Occasionally something will come along that really surprises you. Recently I produced a simple Flipcam video of a CEO of a medium-sized company adding a bit of colour and commentary to some research presented in a media release. News Ltd. picked up the video from the website and ran it across all their online mastheads giving us mass coverage. It was a great but certainly nothing we’d planned for.

If your brand is strong and you have a solid community of advocates, enthusiasts and supporters of what it is you do, then if you create killer content, it’s more likely to be shared around, liked and retweeted because you have a fan base to do that.

JH: How does content marketing sit alongside SEO?

TY: Very closely. Lee Odden from TopRankBlog talks a lot about the ‘holy trinity’ of search, social and content. The key is to bring the three elements together for optimum effect. In an interview I read with Lee he pointed out that SEO focuses on rankings and traffic, content people think about distribution of press releases and blog posts, while the social media guys care about engagement. That presents an inherent challenge for uniting the three but the goal is to start bringing them together.

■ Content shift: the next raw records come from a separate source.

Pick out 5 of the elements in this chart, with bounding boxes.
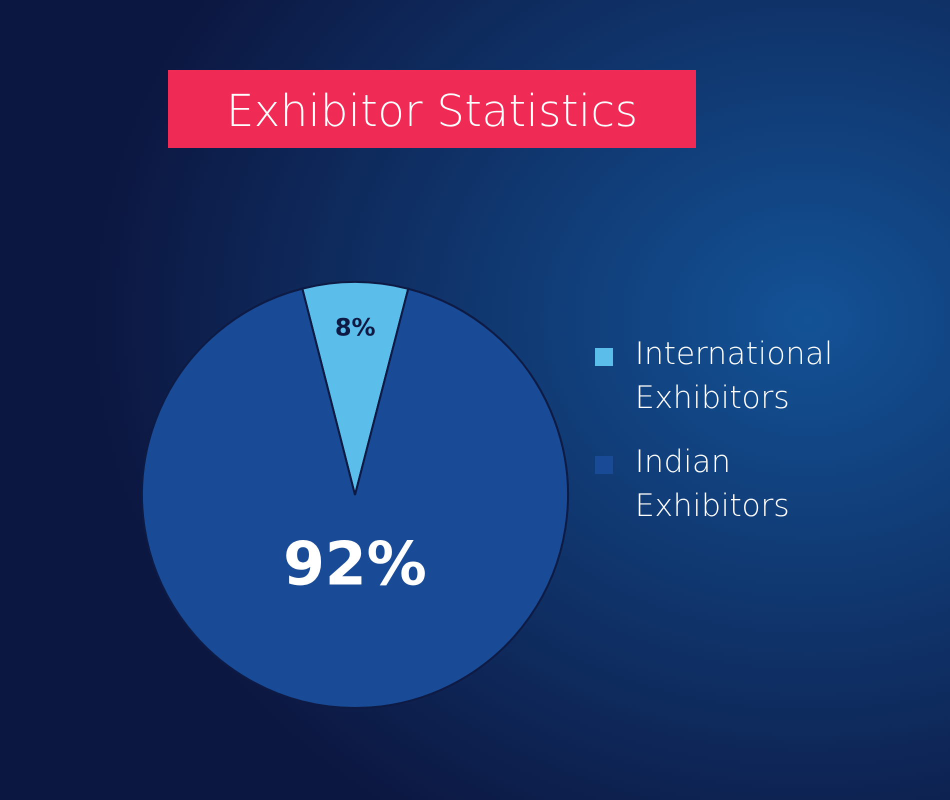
legend-label: Indian Exhibitors	[635, 444, 790, 524]
chart-title: Exhibitor Statistics	[226, 86, 638, 137]
legend-label: International Exhibitors	[635, 336, 833, 416]
data-label: 8%	[334, 313, 376, 342]
data-label: 92%	[283, 530, 427, 600]
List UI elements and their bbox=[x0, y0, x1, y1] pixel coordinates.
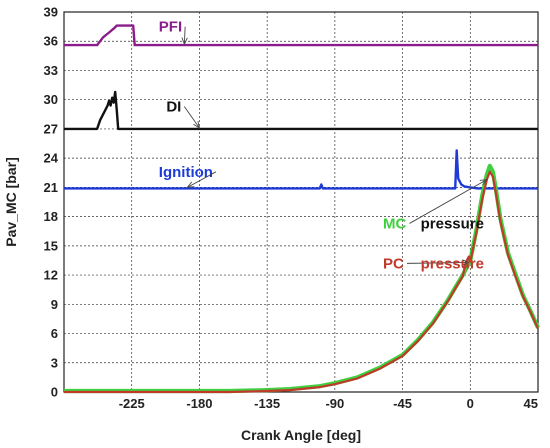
annotations: PFI DI Ignition MC pressure PC pressure bbox=[159, 19, 488, 272]
annotation-label: PFI bbox=[159, 19, 182, 36]
y-tick-label: 30 bbox=[44, 92, 58, 107]
y-tick-label: 24 bbox=[44, 151, 59, 166]
annotation-arrow bbox=[407, 261, 469, 264]
y-tick-label: 6 bbox=[51, 326, 58, 341]
annotation-label: pressure bbox=[421, 255, 484, 272]
annotation-label: MC bbox=[383, 215, 406, 232]
y-tick-label: 21 bbox=[44, 180, 58, 195]
annotation-arrowhead bbox=[181, 37, 188, 46]
y-tick-label: 15 bbox=[44, 238, 58, 253]
annotation-arrow bbox=[409, 179, 488, 224]
series-line-di bbox=[64, 90, 538, 131]
annotation-label: DI bbox=[166, 99, 181, 116]
y-tick-label: 9 bbox=[51, 297, 58, 312]
x-tick-label: 45 bbox=[524, 396, 538, 411]
series-line-pfi bbox=[64, 24, 538, 47]
y-tick-label: 33 bbox=[44, 63, 58, 78]
y-tick-label: 3 bbox=[51, 355, 58, 370]
x-tick-label: -225 bbox=[119, 396, 145, 411]
annotation-arrow bbox=[183, 106, 200, 129]
annotation-label: Ignition bbox=[159, 164, 213, 181]
y-tick-label: 12 bbox=[44, 268, 58, 283]
annotation-label: pressure bbox=[421, 215, 484, 232]
x-tick-label: -180 bbox=[186, 396, 212, 411]
y-tick-label: 18 bbox=[44, 209, 58, 224]
x-tick-label: -45 bbox=[393, 396, 412, 411]
y-axis-title: Pav_MC [bar] bbox=[3, 157, 19, 246]
annotation-arrowhead bbox=[479, 179, 488, 186]
plot-area bbox=[63, 11, 539, 393]
annotation-arrowhead bbox=[193, 121, 201, 129]
annotation-arrow bbox=[187, 171, 217, 188]
x-tick-label: -90 bbox=[325, 396, 344, 411]
series-line-ignition bbox=[64, 149, 538, 190]
x-tick-labels: -225 -180 -135 -90 -45 0 45 bbox=[119, 396, 538, 411]
y-tick-label: 0 bbox=[51, 385, 58, 400]
x-axis-title: Crank Angle [deg] bbox=[241, 427, 361, 443]
annotation-arrowhead bbox=[462, 259, 470, 266]
annotation-arrow bbox=[183, 26, 186, 45]
y-tick-label: 36 bbox=[44, 34, 58, 49]
x-tick-label: 0 bbox=[467, 396, 474, 411]
annotation-arrowhead bbox=[186, 181, 195, 188]
annotation-label: PC bbox=[383, 255, 404, 272]
y-tick-label: 27 bbox=[44, 121, 58, 136]
x-tick-label: -135 bbox=[254, 396, 280, 411]
y-tick-label: 39 bbox=[44, 5, 58, 20]
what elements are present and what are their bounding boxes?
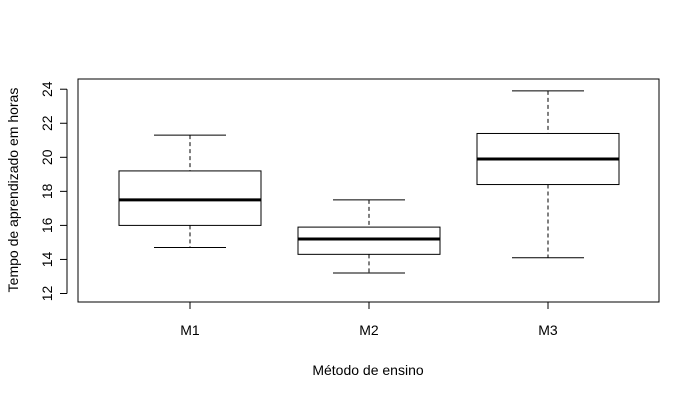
y-tick-label: 12	[39, 285, 55, 301]
y-axis: 12 14 16 18 20 22 24	[39, 81, 68, 301]
iqr-box	[118, 170, 262, 226]
boxes-layer	[118, 90, 620, 274]
x-tick-label: M1	[180, 322, 200, 338]
x-tick-label: M2	[359, 322, 379, 338]
box-M3	[476, 90, 620, 259]
x-axis-label: Método de ensino	[312, 362, 424, 378]
box-M1	[118, 134, 262, 249]
box-M2	[297, 199, 441, 274]
y-axis-label: Tempo de aprendizado em horas	[5, 88, 21, 293]
iqr-box	[297, 226, 441, 255]
x-tick-label: M3	[538, 322, 558, 338]
y-tick-label: 16	[39, 217, 55, 233]
y-tick-label: 18	[39, 183, 55, 199]
y-tick-label: 22	[39, 115, 55, 131]
y-tick-label: 24	[39, 81, 55, 97]
x-axis: M1 M2 M3	[180, 301, 558, 338]
y-tick-label: 20	[39, 149, 55, 165]
y-tick-label: 14	[39, 251, 55, 267]
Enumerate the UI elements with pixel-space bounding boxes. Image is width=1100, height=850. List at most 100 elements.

My focus is on producing the best content I can that I hope will resonate with the audience. Knowing what keywords and phrases need to be employed is fine. I’ll incorporate them but only if their inclusion adds value to the finished product. In other words, avoid over-using keywords and blanding out your content for the sake of SEO.

JH: What does the next 12 months look like for content marketing?

TY: If you talked about content marketing to people 12-18 months ago you would have probably got a blank stare. There are less blank stares today and there will be even less by the end of 2013 as content marketing gains traction in Australia. It is more or less mainstream in a business and marketing sense in the US. It’s not at that level in Australia yet, but the signs are there.

Content curation will become really important – careful and strategic curation of content and adding insights.

Video is going to get even bigger. A strong emerging theme is the humanisation of brands, that is, getting people out from closed doors and interacting with customers, and putting internal experts at the front and centre of a company’s content efforts. Video humanises a business.

Smart marketers will up the ante by producing high quality content that can be repurposed, remixed, or as Ann Handley from Marketing Profs  says: “re-imagined”. They will have content as a cornerstone of their marketing and PR efforts. Whether that means employing journalists or using an external agency, I don’t know, but it’s bound to happen.